Retirement living notched up a healthy operating profit of $36 million – 13% higher than the pcp and occupancy rose 1% to 97% during the year.
And in the final R – there are five retail developments in the pipeline due for completion by FY2013 and four new projects expected to commence in FY2011/12.
Quinn said across the portfolio, commercial property values are also stabilising. Values dipped slightly from $7.9 billion to $7.7 billion and the weighted average cap rate has risen from 6.4% to 7.7%.
The business reported a 1.4% decrease in net operating income to $534 million, due to the reduction in income caused by non-core asset sales during FY09 and FY10 totalling $770 million. On a comparable basis overall commercial property NOI was up 1%. Operating profit was down from $532 million to $509 million.
Retail comparable NOI growth was 4% to $266 million. Growth in rents continues to be underpinned by population growth and some 500 specialty lease transactions were completed in FY10, achieving 5% average rental growth. Comparable MAT growth was a modest 2%, reflecting the ongoing impact of interest rate rises and increasing utility charges on consumer spending. Around 300 specialty lease transactions are due to be completed in FY11 and rental growth is expected to be similar to the 5% achieved in FY10.
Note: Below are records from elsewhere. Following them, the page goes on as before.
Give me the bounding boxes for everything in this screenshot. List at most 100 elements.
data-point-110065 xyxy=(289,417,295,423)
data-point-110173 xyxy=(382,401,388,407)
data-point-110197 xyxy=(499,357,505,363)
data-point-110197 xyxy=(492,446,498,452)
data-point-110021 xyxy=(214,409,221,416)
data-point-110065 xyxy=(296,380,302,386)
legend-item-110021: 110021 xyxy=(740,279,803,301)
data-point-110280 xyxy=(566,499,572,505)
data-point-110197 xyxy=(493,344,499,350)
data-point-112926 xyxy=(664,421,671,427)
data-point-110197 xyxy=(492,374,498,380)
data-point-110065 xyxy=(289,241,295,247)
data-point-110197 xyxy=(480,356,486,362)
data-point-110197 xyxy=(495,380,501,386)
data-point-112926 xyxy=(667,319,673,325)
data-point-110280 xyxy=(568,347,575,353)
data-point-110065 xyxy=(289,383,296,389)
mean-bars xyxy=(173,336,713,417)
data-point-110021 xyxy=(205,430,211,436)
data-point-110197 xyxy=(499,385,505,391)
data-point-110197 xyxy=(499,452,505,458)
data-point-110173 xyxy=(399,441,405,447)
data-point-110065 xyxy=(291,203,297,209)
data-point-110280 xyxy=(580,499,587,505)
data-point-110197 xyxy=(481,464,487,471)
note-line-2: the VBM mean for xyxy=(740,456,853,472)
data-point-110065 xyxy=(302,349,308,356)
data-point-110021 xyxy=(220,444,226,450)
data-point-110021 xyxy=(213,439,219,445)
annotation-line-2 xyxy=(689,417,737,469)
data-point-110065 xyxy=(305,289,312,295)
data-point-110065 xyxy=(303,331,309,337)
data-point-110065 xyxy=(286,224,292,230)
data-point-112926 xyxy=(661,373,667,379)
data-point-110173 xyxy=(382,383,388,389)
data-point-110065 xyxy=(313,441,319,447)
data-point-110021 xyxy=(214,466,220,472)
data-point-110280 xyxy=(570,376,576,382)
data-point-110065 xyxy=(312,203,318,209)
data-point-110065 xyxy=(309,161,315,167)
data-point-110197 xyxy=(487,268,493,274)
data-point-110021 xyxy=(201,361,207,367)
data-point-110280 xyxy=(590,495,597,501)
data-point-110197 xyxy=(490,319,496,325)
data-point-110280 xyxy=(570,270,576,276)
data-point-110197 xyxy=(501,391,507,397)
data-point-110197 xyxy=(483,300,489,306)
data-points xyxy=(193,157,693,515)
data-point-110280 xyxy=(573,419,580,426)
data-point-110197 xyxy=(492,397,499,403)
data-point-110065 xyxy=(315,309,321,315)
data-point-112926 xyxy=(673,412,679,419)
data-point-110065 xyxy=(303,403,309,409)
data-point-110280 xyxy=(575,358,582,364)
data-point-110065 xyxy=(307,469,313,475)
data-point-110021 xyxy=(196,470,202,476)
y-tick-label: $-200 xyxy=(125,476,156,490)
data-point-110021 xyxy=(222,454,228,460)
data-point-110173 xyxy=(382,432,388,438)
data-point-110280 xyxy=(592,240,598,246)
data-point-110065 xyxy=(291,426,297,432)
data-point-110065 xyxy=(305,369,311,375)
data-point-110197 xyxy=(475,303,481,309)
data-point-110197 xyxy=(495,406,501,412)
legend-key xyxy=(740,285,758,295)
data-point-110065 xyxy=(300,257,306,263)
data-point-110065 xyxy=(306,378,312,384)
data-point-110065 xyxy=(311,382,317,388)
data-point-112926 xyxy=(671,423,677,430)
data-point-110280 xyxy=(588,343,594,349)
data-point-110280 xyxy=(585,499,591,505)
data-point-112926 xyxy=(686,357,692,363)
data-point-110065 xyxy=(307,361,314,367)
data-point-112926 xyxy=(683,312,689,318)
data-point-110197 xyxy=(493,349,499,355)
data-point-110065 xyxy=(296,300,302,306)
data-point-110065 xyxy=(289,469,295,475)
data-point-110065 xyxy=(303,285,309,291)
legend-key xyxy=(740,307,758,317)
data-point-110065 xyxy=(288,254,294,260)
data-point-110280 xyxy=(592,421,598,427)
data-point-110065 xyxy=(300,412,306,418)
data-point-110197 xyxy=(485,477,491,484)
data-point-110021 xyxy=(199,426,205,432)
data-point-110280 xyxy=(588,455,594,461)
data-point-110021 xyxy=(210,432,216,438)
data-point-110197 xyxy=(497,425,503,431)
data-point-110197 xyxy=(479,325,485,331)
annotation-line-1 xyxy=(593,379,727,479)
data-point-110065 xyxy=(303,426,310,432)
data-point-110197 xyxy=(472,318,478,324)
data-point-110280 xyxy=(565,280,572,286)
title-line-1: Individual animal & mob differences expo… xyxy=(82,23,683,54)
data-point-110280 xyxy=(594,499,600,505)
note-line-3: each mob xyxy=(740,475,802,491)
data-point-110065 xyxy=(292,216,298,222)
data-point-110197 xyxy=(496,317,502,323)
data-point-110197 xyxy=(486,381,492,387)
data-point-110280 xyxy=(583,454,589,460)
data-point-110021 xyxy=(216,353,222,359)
On the other hand, Stockland recorded a decline in comparable NOI of 1% in Office to $193 million and 3% in Industrial to $75 million due to high lease incentives and longer lead times to lease vacant space. Quinn said national office vacancies across Australia are expected to peak in FY11 and Stockland’s recent leasing success has significantly de-risked the FY11 and FY12 lease expiry profile.
Meanwhile Stockland continued its orderly workout program in the UK, selling assets with a book value of around $40 million at a slight premium. The remaining book value of approximately $260 million is expected to be realised by FY12 and will be reinvested in the Australian business. A break-even operating result is expected over this period.
Gearing increased from 16% to 18%, but remains well below the target range of 25% to 25%. Stockland has an estimated $830 million of net cash flow to come from the wind down of apartments and the UK to fund growth and ensure a strong capital position.
“Stockland is in good shape; we have a clear growth strategy, good earnings momentum and a strong balance sheet,” Quinn said.
Meanwhile he outlined a shift in Stockland’s mood and said the group will be recycling capital from the sale of non-core office and industrial assets and reweight more into its retail development pipeline.
“The hard work of the last two years is paying off and our business enters FY11 in a strong position, well prepared for any further market volatility. While we will maintain our conservative and disciplined approach to capital management, we are also looking to capitalise on growth opportunities,” Quinn concluded.
Stockland expects to achieve FY11 EPS growth of 7% from FY10.
Stockland shares fell 1.05% or 4 cents lower to close at $3.78.